A wave of selling hit AI-adjacent stocks last week, triggered by a surprise revenue miss from IBM and spreading fast across the enterprise tech sector. IBM CEO Arvind Krishna revealed that clients spent the final weeks of June pulling capital out of software and consulting deals to panic-buy supply-constrained servers and memory ahead of expected price hikes. That announcement sent IBM shares down more than 20% — the stock’s worst single-day drop since the 1987 crash — and dragged Workday (WDAY), ServiceNow (NOW), Salesforce (CRM), and Accenture (ACN) lower in sympathy. The selloff is being called “SaaSmageddon” by some on Wall Street, and it has created significant dislocations in stocks that have nothing fundamentally wrong with them.
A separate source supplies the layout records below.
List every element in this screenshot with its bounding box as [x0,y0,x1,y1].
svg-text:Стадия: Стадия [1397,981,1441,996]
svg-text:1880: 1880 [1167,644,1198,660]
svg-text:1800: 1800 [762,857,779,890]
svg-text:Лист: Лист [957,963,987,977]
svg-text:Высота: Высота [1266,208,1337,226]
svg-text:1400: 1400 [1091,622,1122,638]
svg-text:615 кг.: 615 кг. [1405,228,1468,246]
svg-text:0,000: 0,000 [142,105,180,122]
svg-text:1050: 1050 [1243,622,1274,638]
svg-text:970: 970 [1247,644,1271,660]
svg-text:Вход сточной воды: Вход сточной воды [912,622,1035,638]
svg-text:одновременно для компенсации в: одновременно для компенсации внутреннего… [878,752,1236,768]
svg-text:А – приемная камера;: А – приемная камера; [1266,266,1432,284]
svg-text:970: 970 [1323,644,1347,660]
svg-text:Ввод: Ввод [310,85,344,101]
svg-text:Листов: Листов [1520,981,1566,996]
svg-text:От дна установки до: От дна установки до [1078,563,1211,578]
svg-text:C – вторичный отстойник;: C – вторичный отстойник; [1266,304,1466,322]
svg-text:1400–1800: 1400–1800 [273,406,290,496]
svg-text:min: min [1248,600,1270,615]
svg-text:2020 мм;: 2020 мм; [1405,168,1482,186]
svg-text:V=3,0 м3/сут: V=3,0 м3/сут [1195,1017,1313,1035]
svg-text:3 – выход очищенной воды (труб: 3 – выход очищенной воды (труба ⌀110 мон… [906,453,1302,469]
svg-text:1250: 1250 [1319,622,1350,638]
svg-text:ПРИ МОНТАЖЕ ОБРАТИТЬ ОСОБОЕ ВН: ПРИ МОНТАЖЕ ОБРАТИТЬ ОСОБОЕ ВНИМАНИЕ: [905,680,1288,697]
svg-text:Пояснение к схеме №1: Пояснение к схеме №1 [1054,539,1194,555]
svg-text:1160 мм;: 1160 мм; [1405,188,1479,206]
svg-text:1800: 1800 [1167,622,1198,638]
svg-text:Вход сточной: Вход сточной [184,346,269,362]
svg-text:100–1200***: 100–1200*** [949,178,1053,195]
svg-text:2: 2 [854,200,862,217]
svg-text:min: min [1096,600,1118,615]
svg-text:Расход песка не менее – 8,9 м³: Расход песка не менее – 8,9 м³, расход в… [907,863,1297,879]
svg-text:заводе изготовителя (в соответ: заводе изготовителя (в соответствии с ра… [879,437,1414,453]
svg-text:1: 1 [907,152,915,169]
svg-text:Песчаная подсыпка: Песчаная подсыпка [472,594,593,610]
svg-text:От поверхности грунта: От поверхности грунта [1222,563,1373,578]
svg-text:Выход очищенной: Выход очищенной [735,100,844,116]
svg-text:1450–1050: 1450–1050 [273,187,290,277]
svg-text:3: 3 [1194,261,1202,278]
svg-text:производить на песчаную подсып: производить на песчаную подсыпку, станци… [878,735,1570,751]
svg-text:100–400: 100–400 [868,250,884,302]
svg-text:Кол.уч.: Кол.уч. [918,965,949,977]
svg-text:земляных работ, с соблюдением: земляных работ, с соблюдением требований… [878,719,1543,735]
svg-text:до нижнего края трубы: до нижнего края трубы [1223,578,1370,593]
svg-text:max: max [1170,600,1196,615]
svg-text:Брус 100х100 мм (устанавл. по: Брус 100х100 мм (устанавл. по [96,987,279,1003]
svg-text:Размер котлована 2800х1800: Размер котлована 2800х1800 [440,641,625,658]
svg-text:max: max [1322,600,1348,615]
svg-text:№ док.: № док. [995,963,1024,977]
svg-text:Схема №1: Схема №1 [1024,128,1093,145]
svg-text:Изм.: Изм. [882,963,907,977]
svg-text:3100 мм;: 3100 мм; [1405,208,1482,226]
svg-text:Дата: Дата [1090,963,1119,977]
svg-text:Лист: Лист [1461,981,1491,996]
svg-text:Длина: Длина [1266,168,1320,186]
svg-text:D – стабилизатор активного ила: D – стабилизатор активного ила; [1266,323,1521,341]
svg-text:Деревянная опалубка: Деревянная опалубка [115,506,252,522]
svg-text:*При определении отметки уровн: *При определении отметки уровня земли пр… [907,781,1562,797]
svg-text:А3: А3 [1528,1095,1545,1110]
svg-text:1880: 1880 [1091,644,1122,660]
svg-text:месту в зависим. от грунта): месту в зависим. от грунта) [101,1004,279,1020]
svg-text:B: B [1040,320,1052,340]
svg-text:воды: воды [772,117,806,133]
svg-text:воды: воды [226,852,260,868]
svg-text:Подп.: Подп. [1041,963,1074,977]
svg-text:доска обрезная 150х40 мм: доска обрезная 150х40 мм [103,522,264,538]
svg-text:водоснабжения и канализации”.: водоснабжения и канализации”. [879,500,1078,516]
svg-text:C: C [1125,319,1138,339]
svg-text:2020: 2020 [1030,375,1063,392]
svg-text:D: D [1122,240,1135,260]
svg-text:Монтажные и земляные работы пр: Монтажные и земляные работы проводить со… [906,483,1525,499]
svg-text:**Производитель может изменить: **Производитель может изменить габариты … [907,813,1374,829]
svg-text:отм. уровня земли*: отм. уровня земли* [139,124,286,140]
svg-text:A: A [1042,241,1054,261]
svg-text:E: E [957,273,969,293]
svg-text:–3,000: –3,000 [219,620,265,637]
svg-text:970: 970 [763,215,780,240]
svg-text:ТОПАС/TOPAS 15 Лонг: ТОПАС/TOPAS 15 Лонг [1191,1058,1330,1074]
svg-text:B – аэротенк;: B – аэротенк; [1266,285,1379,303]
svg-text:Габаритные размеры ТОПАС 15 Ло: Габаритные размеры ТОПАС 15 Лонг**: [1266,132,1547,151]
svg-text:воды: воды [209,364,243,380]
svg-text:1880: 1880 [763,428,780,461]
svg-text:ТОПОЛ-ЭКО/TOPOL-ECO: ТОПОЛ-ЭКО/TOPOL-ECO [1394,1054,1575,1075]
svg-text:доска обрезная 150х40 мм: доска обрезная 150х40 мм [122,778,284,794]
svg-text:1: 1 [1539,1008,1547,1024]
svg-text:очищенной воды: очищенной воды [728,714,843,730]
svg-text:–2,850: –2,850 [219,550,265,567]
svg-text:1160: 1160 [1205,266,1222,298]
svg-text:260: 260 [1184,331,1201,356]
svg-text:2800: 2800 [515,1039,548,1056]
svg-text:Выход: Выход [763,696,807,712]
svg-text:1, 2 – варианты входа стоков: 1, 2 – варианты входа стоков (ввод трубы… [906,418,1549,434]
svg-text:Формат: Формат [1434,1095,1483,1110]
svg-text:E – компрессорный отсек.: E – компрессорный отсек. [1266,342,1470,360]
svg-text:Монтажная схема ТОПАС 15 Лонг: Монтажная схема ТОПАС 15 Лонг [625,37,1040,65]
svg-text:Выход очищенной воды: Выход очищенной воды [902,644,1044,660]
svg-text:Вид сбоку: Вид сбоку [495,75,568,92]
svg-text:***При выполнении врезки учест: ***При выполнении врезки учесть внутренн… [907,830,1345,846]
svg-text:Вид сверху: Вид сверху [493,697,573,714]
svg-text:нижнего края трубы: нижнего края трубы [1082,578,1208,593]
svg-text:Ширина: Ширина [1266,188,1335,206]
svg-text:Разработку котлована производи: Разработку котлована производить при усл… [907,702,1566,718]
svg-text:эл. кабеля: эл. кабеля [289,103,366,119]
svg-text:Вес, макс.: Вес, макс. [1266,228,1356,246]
The irony is that while IBM cratered, Samsung simultaneously reported a preliminary Q2 operating profit of roughly 89.4 trillion won — nearly $60 billion — up 19 times year over year, driven almost entirely by AI memory demand. The same hardware shortage that is minting record profits for chipmakers and memory producers is disrupting enterprise software budgets everywhere else. Among the names that analysts argue are now attractively priced after the pullback: SpaceX (SPCX), which carries buy ratings from Goldman Sachs ($205 target), Morgan Stanley ($300 target), and Oppenheimer, with revenue estimates jumping from $18.6 billion to $38.7 billion this year and projections reaching $135 billion by 2028. Palantir (PLTR) sits roughly 26-27% below its recent highs after getting caught in the SaaS selloff despite having fundamentally different revenue drivers. Amazon (AMZN) just tapped debt markets for $25 billion to fund AI infrastructure while trading at 22.6 times forward earnings — near a five-year low. TeraWulf (WULF) recently signed a 20-year, $19 billion deal with Anthropic for a 401-megawatt AI campus in Kentucky, validating its pivot from Bitcoin miner to AI infrastructure landlord. And Meta Platforms (META) continues building AI infrastructure through custom chips and massive computing expansion despite near-term sentiment headwinds.
The actionable angle here is straightforward: the AI infrastructure buildout has not slowed. What changed is that investors got spooked by IBM’s idiosyncratic problem — clients front-loading hardware buys — and sold indiscriminately. Samsung’s blowout results confirm that AI spending is accelerating, not retreating. For retail investors, this type of sentiment-driven selloff in quality names with concrete AI revenue streams is historically where long-term entries are made. The stocks that fell due to guilt-by-association with IBM rather than their own fundamentals deserve a closer look at current prices. Watch September hike odds for the macro backdrop, and watch each company’s next earnings report for confirmation that capex trends remain intact. The dip looks like opportunity rather than a trend reversal.